В Пирдопе оставили нас во дворе участка, затем на грузовике отвезли в Саранцы, а оттуда в Мездру. За все это время нас ни разу не кормили. В Мездре мы встретили другую такую же группу, как наша. Они тоже не знали, куда их гонят. Братишка мой, десяти лет, был болен, уже задыхался. Мать бросилась в ноги одному стражнику — просила его достать лекарства. Стыдно мне было, не мог я на это смотреть, оттащил мать, а она все кричит: «Неужели я и этого потеряю?» На этапном пункте в Горна Оряховице, куда нас привезли, камеры были забиты арестованными. В нос ударила вонь, нечем было дышать. Едва открыли дверь, как навстречу нам бросился какой-то страшный человек. Штаны с него сваливались, руки были связаны. Окровавленный, он кричал что-то непонятное. Мы было отпрянули, но нас вместе с ним пинками загнали в камеру. Весь пол и нары были загажены. Безумный все бросался на нас, пока мы с трудом не успокоили его...
В Попово в подвале по колено в грязной воде содержались изможденные люди. Их не выпускали оттуда сорок дней, а потом, как нам стало известно, расстреляли.

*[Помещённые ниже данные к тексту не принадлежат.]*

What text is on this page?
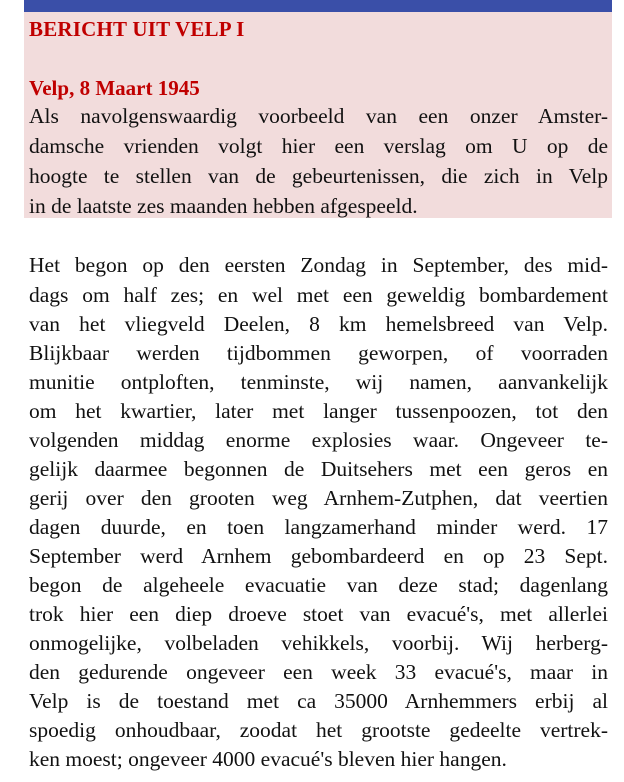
BERICHT UIT VELP I
Velp, 8 Maart 1945

Als navolgenswaardig voorbeeld van een onzer Amster-

damsche vrienden volgt hier een verslag om U op de

hoogte te stellen van de gebeurtenissen, die zich in Velp

in de laatste zes maanden hebben afgespeeld.

Het begon op den eersten Zondag in September, des mid-

dags om half zes; en wel met een geweldig bombardement

van het vliegveld Deelen, 8 km hemelsbreed van Velp.

Blijkbaar werden tijdbommen geworpen, of voorraden

munitie ontploften, tenminste, wij namen, aanvankelijk

om het kwartier, later met langer tussenpoozen, tot den

volgenden middag enorme explosies waar. Ongeveer te-

gelijk daarmee begonnen de Duitsehers met een geros en

gerij over den grooten weg Arnhem-Zutphen, dat veertien

dagen duurde, en toen langzamerhand minder werd. 17

September werd Arnhem gebombardeerd en op 23 Sept.

begon de algeheele evacuatie van deze stad; dagenlang

trok hier een diep droeve stoet van evacué's, met allerlei

onmogelijke, volbeladen vehikkels, voorbij. Wij herberg-

den gedurende ongeveer een week 33 evacué's, maar in

Velp is de toestand met ca 35000 Arnhemmers erbij al

spoedig onhoudbaar, zoodat het grootste gedeelte vertrek-

ken moest; ongeveer 4000 evacué's bleven hier hangen.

Нас разбросали по селам. Мы попали в Паламарцы. Поставили на квартиру к одному пьянице. Ты бы видел, какие люди бывают! Пропил он свои двести декаров[135], и дома у него больше ничего не осталось.
Как-то ночью пришли два человека и оставили нам целый мешок продуктов: «Не бойтесь, мы за вами присмотрим!» Только благодаря этому мы и уцелели...

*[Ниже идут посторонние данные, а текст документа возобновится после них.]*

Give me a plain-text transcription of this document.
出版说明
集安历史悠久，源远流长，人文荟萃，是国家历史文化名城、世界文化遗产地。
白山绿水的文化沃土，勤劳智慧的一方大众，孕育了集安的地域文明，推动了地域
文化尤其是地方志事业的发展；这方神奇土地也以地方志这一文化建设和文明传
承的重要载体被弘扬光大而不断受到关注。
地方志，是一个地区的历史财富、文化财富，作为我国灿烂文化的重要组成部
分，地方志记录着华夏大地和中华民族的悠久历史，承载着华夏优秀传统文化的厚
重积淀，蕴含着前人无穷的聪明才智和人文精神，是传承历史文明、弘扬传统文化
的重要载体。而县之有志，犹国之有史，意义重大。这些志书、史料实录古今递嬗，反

Христо Тороманов жизнью своей заплатил за верность. Не выдал он, что его пастушеская хижина, где он жег древесный уголь, является партизанской базой. Этот простой беспартийный антифашист остался верен сентябрьским и апрельским событиям, не мог он стать и полицейским доносчиком, как ему это предлагали. «Доблестный генерал», не колеблясь, приказал расстрелять Христо Тороманова, отца пятерых детей, и Ивана Кривиралчева, шестнадцатилетнего патриота из Копривштицы...

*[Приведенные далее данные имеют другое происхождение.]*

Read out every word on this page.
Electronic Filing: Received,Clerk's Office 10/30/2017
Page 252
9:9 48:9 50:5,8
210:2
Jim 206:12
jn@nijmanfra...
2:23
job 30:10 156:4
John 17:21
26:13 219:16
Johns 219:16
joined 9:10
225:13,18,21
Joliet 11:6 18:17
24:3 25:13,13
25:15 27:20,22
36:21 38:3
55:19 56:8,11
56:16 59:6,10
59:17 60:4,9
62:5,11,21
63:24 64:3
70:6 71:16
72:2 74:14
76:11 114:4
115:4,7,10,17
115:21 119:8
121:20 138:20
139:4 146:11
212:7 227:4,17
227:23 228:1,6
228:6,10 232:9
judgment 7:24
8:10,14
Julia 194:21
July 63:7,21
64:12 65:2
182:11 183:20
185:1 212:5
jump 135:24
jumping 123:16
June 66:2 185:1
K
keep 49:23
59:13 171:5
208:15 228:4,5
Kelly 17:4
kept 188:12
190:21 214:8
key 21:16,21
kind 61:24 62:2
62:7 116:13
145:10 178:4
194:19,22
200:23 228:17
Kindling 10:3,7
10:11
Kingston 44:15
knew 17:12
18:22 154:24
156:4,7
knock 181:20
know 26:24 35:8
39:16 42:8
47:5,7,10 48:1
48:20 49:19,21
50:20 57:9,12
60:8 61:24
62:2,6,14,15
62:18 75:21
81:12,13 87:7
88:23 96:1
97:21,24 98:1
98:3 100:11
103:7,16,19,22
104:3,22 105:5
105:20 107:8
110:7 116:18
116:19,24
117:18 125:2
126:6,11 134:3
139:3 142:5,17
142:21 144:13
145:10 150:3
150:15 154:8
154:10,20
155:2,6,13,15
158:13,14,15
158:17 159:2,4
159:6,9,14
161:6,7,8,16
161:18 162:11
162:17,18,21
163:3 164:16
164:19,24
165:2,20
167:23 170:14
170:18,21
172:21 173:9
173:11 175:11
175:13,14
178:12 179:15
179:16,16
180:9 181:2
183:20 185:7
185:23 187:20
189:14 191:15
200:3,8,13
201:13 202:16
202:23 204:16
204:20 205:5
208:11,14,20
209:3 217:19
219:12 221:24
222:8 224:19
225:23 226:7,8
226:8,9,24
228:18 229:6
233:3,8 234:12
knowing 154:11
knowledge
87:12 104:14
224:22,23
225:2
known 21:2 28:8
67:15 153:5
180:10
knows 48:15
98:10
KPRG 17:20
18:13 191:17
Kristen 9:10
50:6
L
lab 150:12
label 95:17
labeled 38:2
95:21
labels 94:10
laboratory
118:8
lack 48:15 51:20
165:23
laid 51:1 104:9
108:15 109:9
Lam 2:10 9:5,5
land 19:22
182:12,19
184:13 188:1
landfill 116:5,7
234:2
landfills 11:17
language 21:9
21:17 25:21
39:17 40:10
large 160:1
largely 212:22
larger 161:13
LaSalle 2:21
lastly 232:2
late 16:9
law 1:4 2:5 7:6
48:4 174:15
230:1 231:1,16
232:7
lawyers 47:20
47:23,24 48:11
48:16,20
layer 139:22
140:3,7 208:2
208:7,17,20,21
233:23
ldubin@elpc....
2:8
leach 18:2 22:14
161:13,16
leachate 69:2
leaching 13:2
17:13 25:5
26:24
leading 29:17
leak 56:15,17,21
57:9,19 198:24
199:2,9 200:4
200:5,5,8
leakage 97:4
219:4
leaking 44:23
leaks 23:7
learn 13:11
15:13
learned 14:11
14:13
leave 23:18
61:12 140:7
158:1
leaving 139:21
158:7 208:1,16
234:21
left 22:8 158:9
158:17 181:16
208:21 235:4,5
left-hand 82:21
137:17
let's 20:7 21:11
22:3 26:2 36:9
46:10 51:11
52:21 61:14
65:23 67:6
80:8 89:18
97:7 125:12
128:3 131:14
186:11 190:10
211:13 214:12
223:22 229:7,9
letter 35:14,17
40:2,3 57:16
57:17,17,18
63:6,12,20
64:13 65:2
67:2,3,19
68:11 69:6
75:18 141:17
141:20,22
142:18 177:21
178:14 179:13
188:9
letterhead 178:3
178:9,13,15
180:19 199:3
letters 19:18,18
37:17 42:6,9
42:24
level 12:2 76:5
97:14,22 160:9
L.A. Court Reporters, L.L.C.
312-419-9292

Ваньо с трудом вытаскивал ноги из глубоких провалов, которые оставляли в снегу тридцать солдат из «охотничьей» роты, шедшие цепочкой, след в след. Руки его были свободны, не связали его и с бай Христо. Объяснялось все просто: куда они побегут, если вокруг снегу по пояс? Солнце слепило. Таким ярким оно может быть только в горах. Вдруг у Ваньо потемнело в глазах, закружились в хороводе стволы буков, а река заблестела будто прямо над головой. Солдат ударил его прикладом, и Ваньо остановился. Ударов он уже не ощущал, но ему хотелось закричать, когда они начали бить бай Христо Тороманова, однако сил не было. Худой, в рваном сером пальто, с посиневшим, помятым, почти неузнаваемым лицом, бай Христо еле шел. Уже в первый день его так страшно избили, что он хотел выброситься из окна на солдатские штыки. Товарищам с трудом удалось удержать его. А зачем? Чтобы только дольше мучиться? И тело, и сердце Ваньо будто уже и не испытывали больше боли, но его охватывало отчаяние, когда он вспоминал о пятерых детях этого несчастного угольщика.
«Может быть, нас не убьют? — думал Ваньо. — Сказали, поведут в Стрелчу. Но почему этой дорогой, через горы? И пешком? Нет, засветло не убивают. Наверняка хотят, чтобы мы показали партизанскую землянку под Бунаей. Как бы не так!..»
Черный тулуп из домотканого грубого сукна был слишком тяжел для него, но в нем он чувствовал себя старше, почти взрослым мужчиной, и ощущал, как что-то родное защищает его (тулуп был отцовским). В действительности же он выглядел в нем совсем маленьким. Поручик, молодой, высокий, упитанный, опять остановился и принялся рассматривать его: паренек весь потерялся в своем широком тулупе. Было что-то очень печальное в этом мальце. И дело тут не только в тулупе. Лицо мальчишки почернело — совсем его замучили. Чтобы подавить в себе человеческое чувство, которое он вдруг испытал к этому парнишке, поручик вспомнил свои же слова: «Такого закоренелого гада я еще не видел». Эту фразу знали все стражники и агенты... Знал ее и Ваньо и тайком гордился такой оценкой.
— Шагай, не то вырву тебе кадык! — Поручик стукнул его по голове. Паренек зарылся руками в снег, но тут же выпрямился. «Как им не надоело?»